KSL.com reports that following a car crash involving a Tesla vehicle in South Jordan, Utah, Elon Musk’s electric car manufacturer has claimed that the accident was the result of improper use of the car’s autopilot feature by the driver. The driver, a 28-year-old woman from the area of Lehi in Utah, reportedly had her hands away from the steering wheel of her Model S vehicle for 80 seconds on Friday before colliding with a United Fire Authority vehicle on Friday.
The car was reportedly in autosteer and cruise control mode when the accident took place, according to a report that South Jordan Police Sgt. Samuel Winkler received from Tesla. The driver of the Tesla car suffered a broken right foot in the accident while the driver of the UFA vehicle was treated for whiplash injuries at the scene. According to car data obtained by Tesla, the driver of the car enabled and disabled the cars autopilot features approximately a dozen times during her trip.
“Contrary to the proper use of Autopilot, the driver did not pay attention to the road at all times, did not keep her hands on the steering wheel, and she used it on a street with no center median and with stoplight-controlled intersections,” Tesla officials said in the report. Following Tesla’s investigation, the car’s driver was cited, the National Highway Traffic Safety Administration also investigated the crash.

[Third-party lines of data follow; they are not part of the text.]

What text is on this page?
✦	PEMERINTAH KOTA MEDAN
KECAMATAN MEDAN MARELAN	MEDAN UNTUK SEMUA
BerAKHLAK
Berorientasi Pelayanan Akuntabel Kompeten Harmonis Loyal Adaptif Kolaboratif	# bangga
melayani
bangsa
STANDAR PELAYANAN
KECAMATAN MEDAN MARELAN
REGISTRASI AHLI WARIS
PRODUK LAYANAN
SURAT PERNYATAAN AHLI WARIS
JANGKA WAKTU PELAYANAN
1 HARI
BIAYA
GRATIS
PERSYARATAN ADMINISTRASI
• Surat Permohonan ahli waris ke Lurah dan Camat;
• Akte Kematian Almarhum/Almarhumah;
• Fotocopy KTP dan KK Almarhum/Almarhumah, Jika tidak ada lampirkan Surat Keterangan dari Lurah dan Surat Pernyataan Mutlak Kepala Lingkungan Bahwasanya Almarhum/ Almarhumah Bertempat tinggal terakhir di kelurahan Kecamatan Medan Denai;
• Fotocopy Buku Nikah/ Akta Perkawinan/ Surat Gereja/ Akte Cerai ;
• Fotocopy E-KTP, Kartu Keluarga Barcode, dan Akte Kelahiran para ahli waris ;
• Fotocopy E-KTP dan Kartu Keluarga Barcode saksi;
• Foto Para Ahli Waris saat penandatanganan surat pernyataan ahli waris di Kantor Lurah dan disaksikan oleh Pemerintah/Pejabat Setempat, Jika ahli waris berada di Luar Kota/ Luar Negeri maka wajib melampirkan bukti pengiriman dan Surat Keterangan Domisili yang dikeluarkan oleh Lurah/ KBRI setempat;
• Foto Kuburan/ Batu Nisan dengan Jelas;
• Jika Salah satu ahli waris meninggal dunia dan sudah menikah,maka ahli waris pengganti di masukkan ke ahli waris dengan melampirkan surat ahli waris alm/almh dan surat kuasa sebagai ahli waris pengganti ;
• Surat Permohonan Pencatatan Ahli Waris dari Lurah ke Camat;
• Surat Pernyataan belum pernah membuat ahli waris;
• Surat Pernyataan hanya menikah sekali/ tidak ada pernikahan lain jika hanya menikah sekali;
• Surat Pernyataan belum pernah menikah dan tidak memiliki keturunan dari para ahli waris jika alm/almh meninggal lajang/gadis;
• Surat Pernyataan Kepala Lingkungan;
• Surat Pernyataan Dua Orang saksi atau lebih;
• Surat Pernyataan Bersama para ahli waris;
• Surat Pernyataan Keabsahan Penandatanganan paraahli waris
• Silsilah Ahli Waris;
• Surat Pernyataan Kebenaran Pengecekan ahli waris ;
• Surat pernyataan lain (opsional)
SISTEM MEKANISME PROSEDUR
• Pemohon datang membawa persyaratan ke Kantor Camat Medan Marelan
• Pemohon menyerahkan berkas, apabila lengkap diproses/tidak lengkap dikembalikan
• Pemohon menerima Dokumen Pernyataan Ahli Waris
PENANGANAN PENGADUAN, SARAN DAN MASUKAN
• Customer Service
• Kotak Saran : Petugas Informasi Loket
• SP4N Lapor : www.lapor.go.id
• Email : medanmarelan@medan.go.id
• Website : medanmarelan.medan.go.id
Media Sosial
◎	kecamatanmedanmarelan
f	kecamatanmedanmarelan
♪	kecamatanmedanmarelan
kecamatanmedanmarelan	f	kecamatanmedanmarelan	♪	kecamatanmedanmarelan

Tesla vehicles have long dealt with issues relating to the use of the term “autopilot” to describe the car’s features. In May of 2018, Breitbart News reported that a Tesla vehicle collided with a police car while in autopilot mode. At the time the company stated that Tesla “has always been clear that autopilot doesn’t make the car impervious to all accidents, and before a driver can use Autopilot, they must accept a dialogue box which states that ‘Autopilot is designed for use on highways that have a center divider and clear markings.’”
In January of 2018, another Tesla vehicle collided with another fire truck in Los Angeles. Tesla released a statement on the crash saying that the autopilot feature is only “intended for use only with a fully attentive driver.” Tesla stated that they have attempted to educate drivers that its “advanced driver assistance system” is not intended to drive the car without driver intervention.
Recently, Tesla CEO Elon Musk announced a new Tesla feature seemingly inspired by the popular animated television show Rick and Morty. Musk stated via Twitter that all vehicles will soon come with enhanced autopilot and a “sentry mode.”
Tesla Sentry Mode coming soon for all cars with Enhanced Autopilot https://t.co/x2buQWiABX
— Elon Musk (@elonmusk) January 22, 2019
Musk claimed in another tweet that the vehicles will play Bach’s Toccata and Fugue composition while in Sentry mode and will “keep Summer safe;” a reference to a character from Rick and Morty protected by a sentient spaceship.